De plus en plus d’États africains ont recours à la biométrie électorale, afin d’identifier les électeurs et de renforcer la sécurité et la transparence des scrutins. Permettant de réduire le risque de fraude, la biométrie électorale s’étend sur le continent grâce à des pionniers comme l’homme d’affaires Sidi Mohamed Kagnassi. Nécessaire, elle n’est pas pour autant suffisante, et ne saurait remplacer l’adhésion des citoyens au processus démocratique.

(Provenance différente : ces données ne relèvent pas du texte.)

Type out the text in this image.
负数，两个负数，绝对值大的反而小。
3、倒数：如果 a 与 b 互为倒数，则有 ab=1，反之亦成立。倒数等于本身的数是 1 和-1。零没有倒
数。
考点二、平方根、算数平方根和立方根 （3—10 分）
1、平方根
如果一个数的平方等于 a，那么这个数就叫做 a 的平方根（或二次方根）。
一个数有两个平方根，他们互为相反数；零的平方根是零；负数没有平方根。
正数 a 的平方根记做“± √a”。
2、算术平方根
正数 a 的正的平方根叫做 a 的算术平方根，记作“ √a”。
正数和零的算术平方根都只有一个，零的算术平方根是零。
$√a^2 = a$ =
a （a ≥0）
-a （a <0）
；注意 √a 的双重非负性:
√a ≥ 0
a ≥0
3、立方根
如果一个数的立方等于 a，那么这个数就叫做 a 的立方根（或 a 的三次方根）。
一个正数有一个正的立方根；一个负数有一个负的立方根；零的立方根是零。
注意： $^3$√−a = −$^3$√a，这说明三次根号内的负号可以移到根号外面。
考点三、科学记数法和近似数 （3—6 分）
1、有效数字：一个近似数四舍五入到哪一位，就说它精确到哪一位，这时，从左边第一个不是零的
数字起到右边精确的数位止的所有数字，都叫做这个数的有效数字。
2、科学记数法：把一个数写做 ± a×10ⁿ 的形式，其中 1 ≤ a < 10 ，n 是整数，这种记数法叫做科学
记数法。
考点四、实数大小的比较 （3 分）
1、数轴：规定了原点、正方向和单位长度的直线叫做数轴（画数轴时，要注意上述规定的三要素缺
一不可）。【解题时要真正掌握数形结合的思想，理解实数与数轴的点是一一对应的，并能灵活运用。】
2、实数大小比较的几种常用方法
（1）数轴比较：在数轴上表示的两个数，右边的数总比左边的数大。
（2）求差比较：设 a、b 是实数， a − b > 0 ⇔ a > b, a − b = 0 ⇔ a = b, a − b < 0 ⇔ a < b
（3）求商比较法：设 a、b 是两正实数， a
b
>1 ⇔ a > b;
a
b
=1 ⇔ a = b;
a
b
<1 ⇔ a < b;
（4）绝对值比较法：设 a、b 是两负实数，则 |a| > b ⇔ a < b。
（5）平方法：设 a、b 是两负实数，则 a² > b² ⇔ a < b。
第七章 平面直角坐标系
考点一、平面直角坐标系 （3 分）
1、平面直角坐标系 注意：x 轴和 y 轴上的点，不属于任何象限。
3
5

De plus en plus utilisée, la biométrie électorale séduit en Afrique

Comment garantir le principe de sincérité du vote, quand le principe “un électeur, une voix” n’est pas toujours respecté ? C’est une question que beaucoup d’États se posent, particulièrement en Afrique, où le calendrier électoral est riche de nombreux scrutins. En 2020 et 2021, pas moins de 30 élections présidentielles ou législatives ont eu, ou vont avoir lieu sur le continent africain. Et avec elles la crainte de scrutins pas toujours apaisés : votes d’électeurs fantômes, morts ou étrangers, mauvaise distribution des cartes électorales…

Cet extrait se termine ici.